TOKYO (Reuters) – Bank of Japan Deputy Governor Masazumi Wakatabe said the central bank had plenty of tools to expand if it saw the need to ramp up stimulus for the economy or counter the negative impact a strong yen could have on inflation.
While the BOJ did not directly target exchange rates in guiding policy, the central bank was carefully watching yen moves due to their impact on Japanese price moves, he said.
“If we judge that inflation dynamics would be further eroded or weakened by exchange rate moves, that is the time we should think of taking policy action,” Wakatabe said.
“We’ve already set up a whole bunch of tools” that can be expanded, Wakatabe told a seminar on Friday. “We have to be innovative whenever we think about engaging in monetary policy.”
Under a policy dubbed yield curve control, the BOJ guides short-term interest rates at -0.1% and the 10-year government bond yield around 0%. It also buys massive amounts of assets and pumps money to firms hit by COVID-19 via financial institutions using a new lending facility.
Wakatabe said the BOJ would not rule out the possibility of deepening negative rates, shrugging off the view that doing so was no longer an option due to the strain that prolonged ultra-low rates was inflicting on bank profits.
But he said any such move should be judged against the background of how it affects the entire shape of the yield curve.
“If we need to do more easing, that’s on the table,” he said, when asked whether the BOJ could take other steps to influence the shape of the yield curve such as changing the maturity of bonds it targets under YCC.
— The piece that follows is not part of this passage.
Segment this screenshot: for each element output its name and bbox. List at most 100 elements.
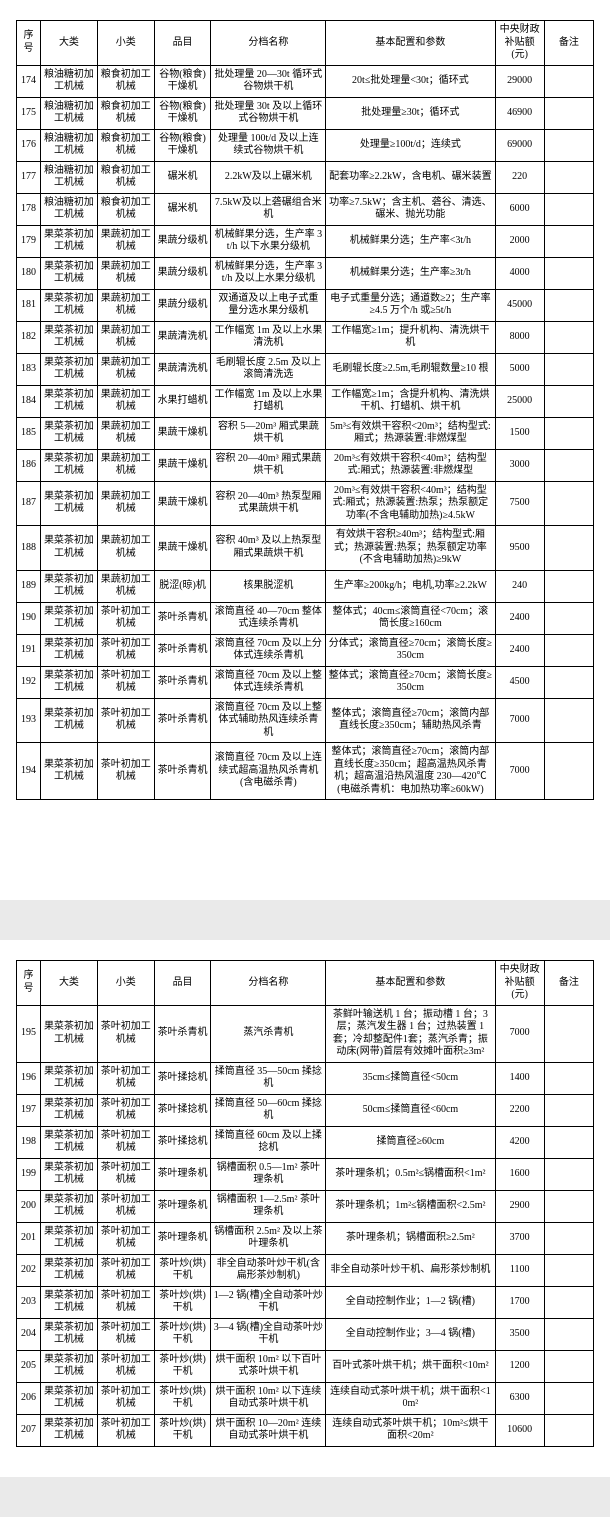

While concerns over the side-effects of prolonged easing were “understandable,” the benefits of the BOJ’s stimulus still outweighed the costs, he added.
‘DIVISION OF LABOR’
Central banks across the globe have joined governments in rolling out massive stimulus measures to cushion the economic blow from the pandemic.
Wakatabe, a vocal advocate of aggressive monetary easing, said Japan’s experience has shown that ultra-loose policy can be sustained for a prolonged period.
But he said while central banks can pump liquidity, it cannot spend money as that was the realm of governments and the private sector.
“One may find the joint statement between the BOJ and the government in 2013 rather interesting and useful in ensuring a proper division of labor,” Wakatabe said.
“It may be necessary for central banks and governments to agree on Japan’s 2013 joint statement-like arrangement” to tackle the current crisis with a proper division of labor, he said.
Under a joint statement in 2013, the BOJ agreed to hold itself responsible for achieving its 2% inflation target, while the government promised to pursue fiscal and structural reforms.
The 2013 statement laid the groundwork for BOJ Governor Haruhiko Kuroda to deploy his “bazooka” monetary stimulus that was among the three arrows of former premier Shinzo Abe’s “Abenomics” policies to revitalise the economy.